I turned the power on again, and watched the motor slowly turn the valve-control shaft, and also engage the switch.  This time, the boiler fired up!  Shutting it off again, the motor slid back to the off position, and I put the control-module back onto the water-valve.  Once more powering up the system, I confirmed that it was now working properly.  My guess is that the switch must have gotten stuck, or dirty (or something) and that by manually clicking it several times it cleared the problem and now it's working again.  I turned the power off one last time, removed the control and replaced the cover, then put everything back again and restored the power.

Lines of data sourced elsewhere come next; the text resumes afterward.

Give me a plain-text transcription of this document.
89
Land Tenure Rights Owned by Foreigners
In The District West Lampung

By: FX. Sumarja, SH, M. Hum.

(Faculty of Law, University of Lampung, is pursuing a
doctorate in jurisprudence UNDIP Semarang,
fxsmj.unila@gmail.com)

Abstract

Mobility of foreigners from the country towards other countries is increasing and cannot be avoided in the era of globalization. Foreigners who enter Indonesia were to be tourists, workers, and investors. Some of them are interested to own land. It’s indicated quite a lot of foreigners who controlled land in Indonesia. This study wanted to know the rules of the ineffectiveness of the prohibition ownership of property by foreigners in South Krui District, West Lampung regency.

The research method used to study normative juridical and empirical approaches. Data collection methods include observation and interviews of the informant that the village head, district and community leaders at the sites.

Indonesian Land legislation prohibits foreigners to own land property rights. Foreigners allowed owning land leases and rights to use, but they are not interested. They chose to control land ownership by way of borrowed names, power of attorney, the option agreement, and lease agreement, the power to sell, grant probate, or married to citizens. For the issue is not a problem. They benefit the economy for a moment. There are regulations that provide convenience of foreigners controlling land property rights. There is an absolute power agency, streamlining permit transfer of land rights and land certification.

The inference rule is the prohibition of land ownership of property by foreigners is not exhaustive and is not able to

Everything is working properly now; The boiler is running properly, the zones are correctly wired and labelled, and the house is warming up again.  What bothers me the most is that if the switch had totally failed, I'd be faced with having to buy an entire new control module for about $75 to replace a $2 switch.  The switch is a removable part if one knows how to take these things apart.  Fortunately, I'm one of these people who knows how to take things apart (putting them back together again can be another matter!)  Once we're safely into the Summer and I can shut down the heating system for a while, I plan to get a better look into the control-module and get a couple of extra switches, just to be prepared.